In two days we’ll get the chance to go inside the home of Kevin Jonas and his wife Danielle Jonas in their new E! reality show  Married to Jonas. I’m already bored. But then again, I’ve never loved the Jonas Brothers as much as other people. Sure, I found their music catchy. But I also found their purity rings turn-offy. Sorry, I’m not sorry JoBros.

I just don’t get the point of telling everyone you’re a virgin. If you are, you are. If you aren’t, you aren’t. They always seem like a more subtle of telling the world that anyone who isn’t wearing one is a whore. But that could be my whore self talking. I did sleep with the entire basketball team in middle school. And that’s the high school basketball team if you’re asking. By the time I walked across the stage to get my high school diploma, I could tell you intimate details about 90% of the men in my graduating class — and 43% of the faculty.
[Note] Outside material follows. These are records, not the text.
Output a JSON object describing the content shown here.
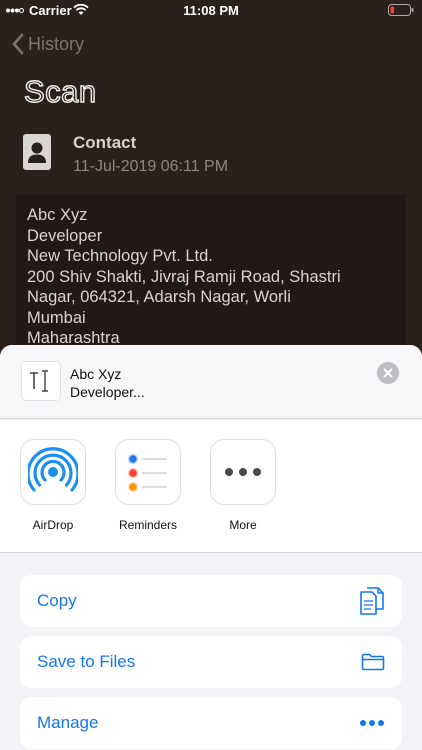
{
  "status_bar": {
    "carrier": "Carrier",
    "time": "11:08 PM"
  },
  "nav": {
    "back_label": "History"
  },
  "page": {
    "title": "Scan"
  },
  "contact": {
    "type": "Contact",
    "date": "11-Jul-2019 06:11 PM"
  },
  "scan_lines": [
    "Abc Xyz",
    "Developer",
    "New Technology Pvt. Ltd.",
    "200 Shiv Shakti, Jivraj Ramji Road, Shastri",
    "Nagar, 064321, Adarsh Nagar, Worli",
    "Mumbai",
    "Maharashtra"
  ],
  "share_sheet": {
    "preview_lines": [
      "Abc Xyz",
      "Developer..."
    ],
    "apps": [
      {
        "label": "AirDrop",
        "icon": "airdrop-icon"
      },
      {
        "label": "Reminders",
        "icon": "reminders-icon"
      },
      {
        "label": "More",
        "icon": "more-icon"
      }
    ],
    "actions": [
      {
        "label": "Copy",
        "icon": "copy-icon"
      },
      {
        "label": "Save to Files",
        "icon": "folder-icon"
      },
      {
        "label": "Manage",
        "icon": "ellipsis-icon"
      }
    ]
  },
  "colors": {
    "accent": "#1677f0",
    "background": "#2a201c",
    "sheet": "#f3f2f6"
  }
}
That’s just what happens when you don’t wear a purity ring. You put an “open for business” sign on your vagina. It’s clunky and it affects your fashion choices, but that’s the way the world works.

As far as I understand, the other two Jonai, Joe Jonas and Nick Jonas, sold their purity rings to the devil a while back. But I could be wrong. I’m sure Jonas Brother fans will gladly let me know if that’s the case. (All I ask is that we keep the death threats to a minimum this weekend.)

But Kevin married Danielle as a virgin. And based on the interviews I keep seeing and reading leading up to their show’s premiere, I get the vibe that Kevin Jonas may still be a virgin. There’s nothing factual to back up my statement. Just an instinct. And the fact that he poses with Danielle in a cousin/acquaintance fashion — and not a “boom, this is the woman who stole my v-card” way.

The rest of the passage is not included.